CNBC analyst Rick Santelli was on air Friday to discuss the latest federal data showing that American employers added 528,000 new jobs in July – more than twice as much as expected.
“This is cool!” Santelli told CNBC’s “Squawk Box” on Friday.
Economists had expected an additional 250,000 jobs in July, prompting Santelli to say, “528,000! 528,000, basically double what was expected! And 528,000 is the best number since February when we were over 700,000, a correction of 28,000 in the last two months.
Fox Business anchor Maria Bartiromo was also stunned when the latest jobs data came out Friday morning.
“Wow, that’s pretty incredible,” Bartiromo, a vocal critic of the Biden administration, said on air when she was told the numbers.

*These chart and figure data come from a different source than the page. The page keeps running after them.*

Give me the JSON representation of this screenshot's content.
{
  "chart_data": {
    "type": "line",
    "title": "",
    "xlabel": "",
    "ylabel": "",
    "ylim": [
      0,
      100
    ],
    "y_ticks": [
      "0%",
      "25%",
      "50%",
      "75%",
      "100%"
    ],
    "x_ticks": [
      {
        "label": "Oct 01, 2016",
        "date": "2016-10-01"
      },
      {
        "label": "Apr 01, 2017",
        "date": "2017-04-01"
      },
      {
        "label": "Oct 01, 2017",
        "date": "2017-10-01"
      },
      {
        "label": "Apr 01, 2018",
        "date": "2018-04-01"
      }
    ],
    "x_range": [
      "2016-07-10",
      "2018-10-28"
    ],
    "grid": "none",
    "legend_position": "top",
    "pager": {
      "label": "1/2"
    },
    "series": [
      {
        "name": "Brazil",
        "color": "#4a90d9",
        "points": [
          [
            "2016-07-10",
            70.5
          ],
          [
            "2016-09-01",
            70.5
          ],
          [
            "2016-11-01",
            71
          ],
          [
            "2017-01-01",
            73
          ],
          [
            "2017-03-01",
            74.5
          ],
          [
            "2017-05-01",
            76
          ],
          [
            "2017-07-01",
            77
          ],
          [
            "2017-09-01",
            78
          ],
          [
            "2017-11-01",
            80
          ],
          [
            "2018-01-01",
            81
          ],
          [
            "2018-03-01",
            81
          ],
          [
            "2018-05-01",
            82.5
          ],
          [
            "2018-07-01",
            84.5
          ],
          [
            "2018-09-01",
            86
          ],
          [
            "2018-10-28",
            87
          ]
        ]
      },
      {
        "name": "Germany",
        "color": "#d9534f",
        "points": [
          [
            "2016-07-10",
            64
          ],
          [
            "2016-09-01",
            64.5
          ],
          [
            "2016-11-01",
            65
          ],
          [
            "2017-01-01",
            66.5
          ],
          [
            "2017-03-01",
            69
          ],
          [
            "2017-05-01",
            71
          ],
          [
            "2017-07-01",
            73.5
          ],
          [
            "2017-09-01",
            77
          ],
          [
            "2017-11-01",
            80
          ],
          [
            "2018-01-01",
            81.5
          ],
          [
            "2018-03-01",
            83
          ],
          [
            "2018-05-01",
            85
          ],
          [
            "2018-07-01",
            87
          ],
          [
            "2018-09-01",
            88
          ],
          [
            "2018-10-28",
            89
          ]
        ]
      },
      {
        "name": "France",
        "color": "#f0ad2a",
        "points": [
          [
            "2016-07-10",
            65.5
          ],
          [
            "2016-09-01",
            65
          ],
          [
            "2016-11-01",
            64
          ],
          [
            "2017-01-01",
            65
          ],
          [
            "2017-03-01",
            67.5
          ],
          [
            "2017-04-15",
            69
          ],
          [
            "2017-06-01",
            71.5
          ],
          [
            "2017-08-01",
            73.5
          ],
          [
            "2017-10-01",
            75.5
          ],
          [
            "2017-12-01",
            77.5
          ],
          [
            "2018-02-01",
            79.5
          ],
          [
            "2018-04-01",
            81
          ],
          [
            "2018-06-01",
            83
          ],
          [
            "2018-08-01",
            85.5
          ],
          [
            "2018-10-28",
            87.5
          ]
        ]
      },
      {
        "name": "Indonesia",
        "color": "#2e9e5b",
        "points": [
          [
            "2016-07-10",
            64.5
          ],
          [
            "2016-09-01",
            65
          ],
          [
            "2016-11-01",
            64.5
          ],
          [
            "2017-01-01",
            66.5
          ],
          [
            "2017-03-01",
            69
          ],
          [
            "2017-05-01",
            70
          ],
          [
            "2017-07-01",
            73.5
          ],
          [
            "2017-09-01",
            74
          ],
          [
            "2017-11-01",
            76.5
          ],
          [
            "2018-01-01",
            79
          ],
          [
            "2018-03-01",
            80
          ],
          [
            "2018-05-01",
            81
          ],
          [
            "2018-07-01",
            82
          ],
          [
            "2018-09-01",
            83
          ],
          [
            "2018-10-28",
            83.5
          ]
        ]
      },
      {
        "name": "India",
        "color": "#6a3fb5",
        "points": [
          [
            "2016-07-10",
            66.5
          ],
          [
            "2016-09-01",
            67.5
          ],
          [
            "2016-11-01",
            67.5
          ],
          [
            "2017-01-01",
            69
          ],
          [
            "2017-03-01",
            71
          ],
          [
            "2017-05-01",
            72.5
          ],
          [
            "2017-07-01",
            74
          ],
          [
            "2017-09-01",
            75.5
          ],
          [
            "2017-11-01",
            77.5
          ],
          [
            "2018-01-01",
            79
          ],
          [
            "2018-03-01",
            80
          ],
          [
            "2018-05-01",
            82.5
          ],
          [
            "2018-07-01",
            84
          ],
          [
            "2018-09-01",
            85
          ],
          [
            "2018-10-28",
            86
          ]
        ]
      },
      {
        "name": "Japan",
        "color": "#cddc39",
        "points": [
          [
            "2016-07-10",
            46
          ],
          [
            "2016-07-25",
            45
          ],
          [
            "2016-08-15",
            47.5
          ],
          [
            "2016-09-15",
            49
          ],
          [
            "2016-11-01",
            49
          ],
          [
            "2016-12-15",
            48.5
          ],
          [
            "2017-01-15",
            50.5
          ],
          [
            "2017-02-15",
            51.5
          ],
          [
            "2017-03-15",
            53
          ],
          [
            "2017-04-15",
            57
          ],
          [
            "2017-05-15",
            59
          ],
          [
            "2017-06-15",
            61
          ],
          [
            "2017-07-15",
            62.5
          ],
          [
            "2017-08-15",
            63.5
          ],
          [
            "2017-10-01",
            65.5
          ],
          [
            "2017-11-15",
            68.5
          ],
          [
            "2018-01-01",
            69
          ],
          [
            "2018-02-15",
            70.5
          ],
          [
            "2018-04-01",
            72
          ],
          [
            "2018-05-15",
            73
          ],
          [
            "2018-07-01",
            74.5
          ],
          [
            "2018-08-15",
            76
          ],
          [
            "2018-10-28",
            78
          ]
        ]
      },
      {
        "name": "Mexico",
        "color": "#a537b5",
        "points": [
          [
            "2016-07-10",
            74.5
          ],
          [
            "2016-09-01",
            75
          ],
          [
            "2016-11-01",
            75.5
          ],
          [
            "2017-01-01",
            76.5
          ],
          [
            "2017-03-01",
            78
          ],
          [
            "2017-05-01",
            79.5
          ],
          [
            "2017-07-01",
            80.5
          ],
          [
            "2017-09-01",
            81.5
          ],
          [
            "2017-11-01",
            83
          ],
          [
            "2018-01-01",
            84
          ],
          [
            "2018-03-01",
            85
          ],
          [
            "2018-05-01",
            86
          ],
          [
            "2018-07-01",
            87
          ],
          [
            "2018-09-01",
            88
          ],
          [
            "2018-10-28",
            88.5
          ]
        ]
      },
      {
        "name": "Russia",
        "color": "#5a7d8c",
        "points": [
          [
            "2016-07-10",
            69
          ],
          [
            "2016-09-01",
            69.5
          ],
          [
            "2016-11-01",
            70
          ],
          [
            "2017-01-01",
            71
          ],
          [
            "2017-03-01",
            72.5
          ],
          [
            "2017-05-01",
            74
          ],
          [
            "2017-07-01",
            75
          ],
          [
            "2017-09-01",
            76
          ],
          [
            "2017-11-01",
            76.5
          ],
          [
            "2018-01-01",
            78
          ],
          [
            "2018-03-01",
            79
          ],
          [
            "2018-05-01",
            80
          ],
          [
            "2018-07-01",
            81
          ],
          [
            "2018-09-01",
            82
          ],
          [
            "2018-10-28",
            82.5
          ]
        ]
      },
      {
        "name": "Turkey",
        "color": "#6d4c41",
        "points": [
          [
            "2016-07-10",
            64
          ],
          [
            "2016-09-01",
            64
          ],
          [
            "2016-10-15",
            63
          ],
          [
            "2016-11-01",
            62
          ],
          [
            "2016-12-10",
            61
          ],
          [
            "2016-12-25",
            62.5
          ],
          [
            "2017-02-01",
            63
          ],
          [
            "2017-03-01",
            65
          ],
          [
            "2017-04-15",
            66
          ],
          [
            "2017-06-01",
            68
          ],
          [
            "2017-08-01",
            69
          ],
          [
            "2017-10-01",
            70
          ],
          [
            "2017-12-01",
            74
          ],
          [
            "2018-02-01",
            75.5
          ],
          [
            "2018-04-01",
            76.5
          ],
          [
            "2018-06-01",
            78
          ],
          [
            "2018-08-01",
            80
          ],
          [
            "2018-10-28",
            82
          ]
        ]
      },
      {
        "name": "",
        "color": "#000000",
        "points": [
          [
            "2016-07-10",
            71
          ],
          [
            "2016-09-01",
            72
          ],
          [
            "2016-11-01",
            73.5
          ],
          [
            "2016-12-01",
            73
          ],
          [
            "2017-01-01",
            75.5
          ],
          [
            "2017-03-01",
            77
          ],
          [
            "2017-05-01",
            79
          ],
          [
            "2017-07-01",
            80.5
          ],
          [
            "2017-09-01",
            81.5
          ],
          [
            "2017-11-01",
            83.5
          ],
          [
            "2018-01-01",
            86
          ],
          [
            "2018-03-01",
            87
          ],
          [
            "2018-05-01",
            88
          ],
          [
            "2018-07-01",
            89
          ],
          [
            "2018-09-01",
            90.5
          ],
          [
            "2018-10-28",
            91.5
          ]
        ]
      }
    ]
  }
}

While a strong labor market and record low unemployment remain, analysts said this is not necessarily a good effort by the Fed. reduce the sky high inflation rate.
Wall Street’s main indexes fell in response to the latest jobs report as investors braced for more aggressive interest rate hikes by the central bank.
“The hot labor market shows that the Federal Reserve’s determination to fight inflation is not yet bearing fruit,” Sung Won Sohn, an economics professor at Loyola Marymount University, told The Post.
Sohn cited labor shortages in key sectors of the economy, including airlines, leisure and hospitality and restaurants.
“The lethargic labor force participation rate suggests that workers are not yet worried about the recession and are willing to wait for better opportunities,” Sohn said.
“The 5.2% wage increase from a year ago is not enough to tempt them back to work.
The Dow Jones Industrial Average was down 0.05% at 10:23 a.m. Friday, while the S&P 500 was down 0.08%. The Nasdaq shed 0.04 percent.
“This is a job market that just won’t go away,” ManpowerGroup President and Chief Commercial Officer Becky Frankiewicz told The Post.
“Economic indicators show caution, but American employers show confidence.”
Jeffrey Roach, chief economist at Charlotte-based LPL Financial, told The Post, “Falling unemployment and the participation rate will wreak havoc on central bankers as the labor market tightens. increases the risk of inflation to the economy”.